The iKON game is played on WhatsApp. A user initiates the game by sending a starting message defining the deployment to the iKON number.

  1. Starting Message: When a user sends a message to the iKON number to start the game, the bot responds with an introduction and instructions on how to play the game.
  2. Instructions: The bot provides clear instructions on what the user needs to do, such as selecting a region and then choosing the driest year within the past three years (2020, 2021, and 2022).
  3. Region Selection: The bot prompts the user to select one of the six designated regions in Senegal (Diourbel, Kaffrine, Louga, Matam, Saint Louis, and Tambacounda).
  4. Year Selection: After the user selects a region, the bot asks them to choose the year they believe was the driest within the past three years (2020, 2021, and 2022).
  5. Data Collection: The bot collects responses from users for each region and the corresponding year they consider to be the driest.
  6. Analysis: Once a sufficient number of responses are collected, the bot analyzes the data to determine the most commonly selected driest year for each region.
  7. Result Announcement: Finally, the bot announces the results, revealing the driest year in each region based on the user responses and the data collected from the WENDOU website and the satellite.

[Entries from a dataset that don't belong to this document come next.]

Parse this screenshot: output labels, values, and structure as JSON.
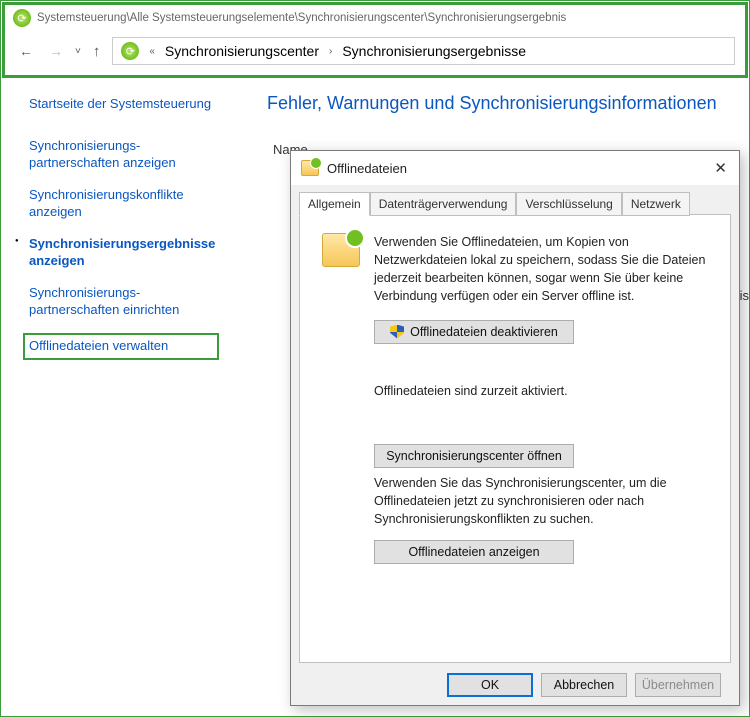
{
  "path_text": "Systemsteuerung\\Alle Systemsteuerungselemente\\Synchronisierungscenter\\Synchronisierungsergebnis",
  "breadcrumb": {
    "level1": "Synchronisierungscenter",
    "level2": "Synchronisierungsergebnisse"
  },
  "sidebar": {
    "home": "Startseite der Systemsteuerung",
    "items": [
      "Synchronisierungs-\npartnerschaften anzeigen",
      "Synchronisierungskonflikte anzeigen",
      "Synchronisierungsergebnisse anzeigen",
      "Synchronisierungs-\npartnerschaften einrichten",
      "Offlinedateien verwalten"
    ]
  },
  "main": {
    "title": "Fehler, Warnungen und Synchronisierungsinformationen",
    "name_col": "Name",
    "partial_label": "is"
  },
  "dialog": {
    "title": "Offlinedateien",
    "tabs": [
      "Allgemein",
      "Datenträgerverwendung",
      "Verschlüsselung",
      "Netzwerk"
    ],
    "desc": "Verwenden Sie Offlinedateien, um Kopien von Netzwerkdateien lokal zu speichern, sodass Sie die Dateien jederzeit bearbeiten können, sogar wenn Sie über keine Verbindung verfügen oder ein Server offline ist.",
    "btn_deactivate": "Offlinedateien deaktivieren",
    "status": "Offlinedateien sind zurzeit aktiviert.",
    "btn_open_center": "Synchronisierungscenter öffnen",
    "center_desc": "Verwenden Sie das Synchronisierungscenter, um die Offlinedateien jetzt zu synchronisieren oder nach Synchronisierungskonflikten zu suchen.",
    "btn_view": "Offlinedateien anzeigen",
    "ok": "OK",
    "cancel": "Abbrechen",
    "apply": "Übernehmen"
  }
}
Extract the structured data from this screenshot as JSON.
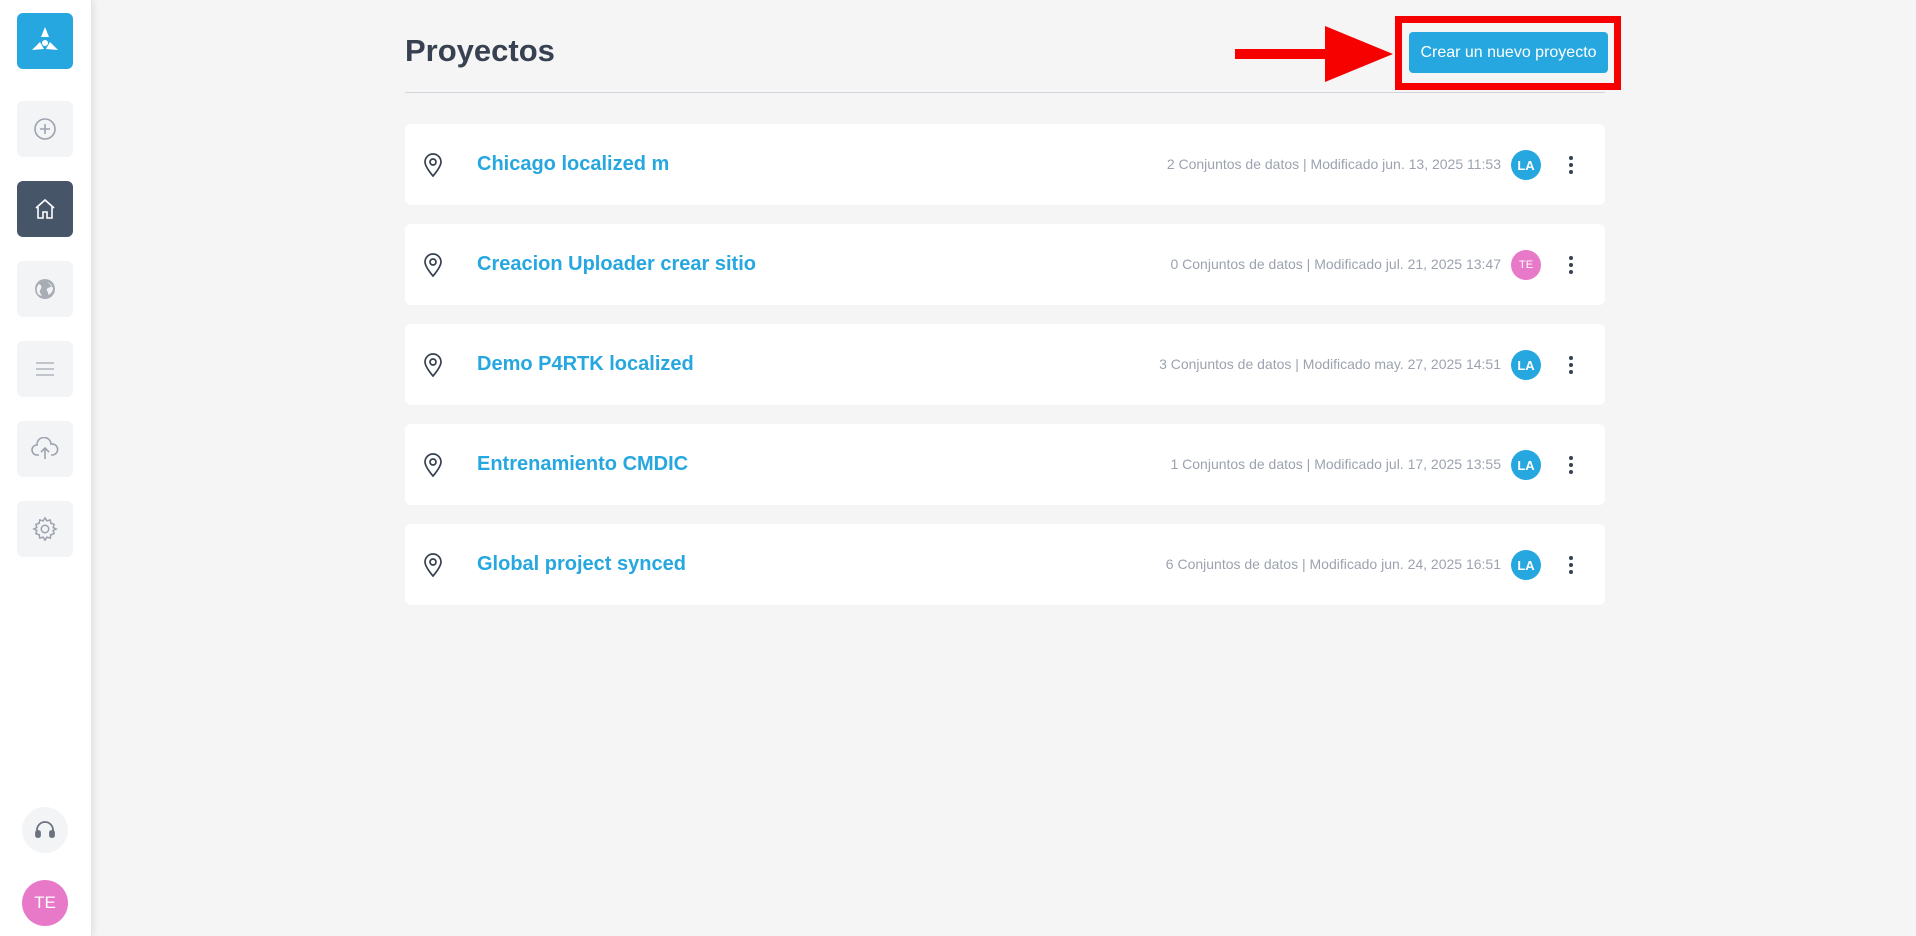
{
  "sidebar": {
    "logo_icon": "triangle-logo-icon",
    "items": [
      {
        "name": "add",
        "icon": "plus-circle-icon",
        "active": false
      },
      {
        "name": "home",
        "icon": "home-icon",
        "active": true
      },
      {
        "name": "globe",
        "icon": "globe-icon",
        "active": false
      },
      {
        "name": "list",
        "icon": "menu-lines-icon",
        "active": false
      },
      {
        "name": "upload",
        "icon": "cloud-upload-icon",
        "active": false
      },
      {
        "name": "settings",
        "icon": "gear-icon",
        "active": false
      }
    ],
    "support_icon": "headset-icon",
    "user_initials": "TE"
  },
  "header": {
    "title": "Proyectos",
    "create_button_label": "Crear un nuevo proyecto"
  },
  "colors": {
    "accent": "#26a7df",
    "sidebar_active": "#475569",
    "annotation_red": "#f70000",
    "avatar_pink": "#e879c8"
  },
  "projects": [
    {
      "name": "Chicago localized m",
      "meta": "2 Conjuntos de datos | Modificado jun. 13, 2025 11:53",
      "owner": "LA",
      "owner_color": "#26a7df"
    },
    {
      "name": "Creacion Uploader crear sitio",
      "meta": "0 Conjuntos de datos | Modificado jul. 21, 2025 13:47",
      "owner": "TE",
      "owner_color": "#e879c8"
    },
    {
      "name": "Demo P4RTK localized",
      "meta": "3 Conjuntos de datos | Modificado may. 27, 2025 14:51",
      "owner": "LA",
      "owner_color": "#26a7df"
    },
    {
      "name": "Entrenamiento CMDIC",
      "meta": "1 Conjuntos de datos | Modificado jul. 17, 2025 13:55",
      "owner": "LA",
      "owner_color": "#26a7df"
    },
    {
      "name": "Global project synced",
      "meta": "6 Conjuntos de datos | Modificado jun. 24, 2025 16:51",
      "owner": "LA",
      "owner_color": "#26a7df"
    }
  ]
}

About Das Dores Ngueussie Ngamini

Ms Das Dores Ngueussie Ngamini earned a Bachelor’s degree in Physics and a Master’s degree in Atmospheric Sciences from the University of Yaounde I. Her Master’s thesis focused on evaluating the impact of lead time on the Weather Research and Forecasting model’s ability to forecast extreme weather events in Cameroon. This work led to her receiving a fully funded scholarship to pursue another Master’s degree in Mathematical Sciences at AIMS Rwanda. During her time at AIMS Rwanda, she conducted research on simulating Tropical Cyclone Batsirai over Madagascar using observations and model predictions at various scales. As a recipient of the Small Innovation Grants Program (SIGP) from SERVIR WA, she was hosted at ICRISAT Dakar and Columbia University, focusing her research on developing tools and processes to reconcile satellite and model data with farmer-sourced information.

SERVIR WA 2 connects “space to the village” by helping West African countries use satellite data to address critical challenges in food security and agriculture, water and hydro-climatic disasters, weather and climate, land cover and land-use change, and ecosystems services. It is a joint project by USAID and NASA ​ being implemented ICRISAT and partners.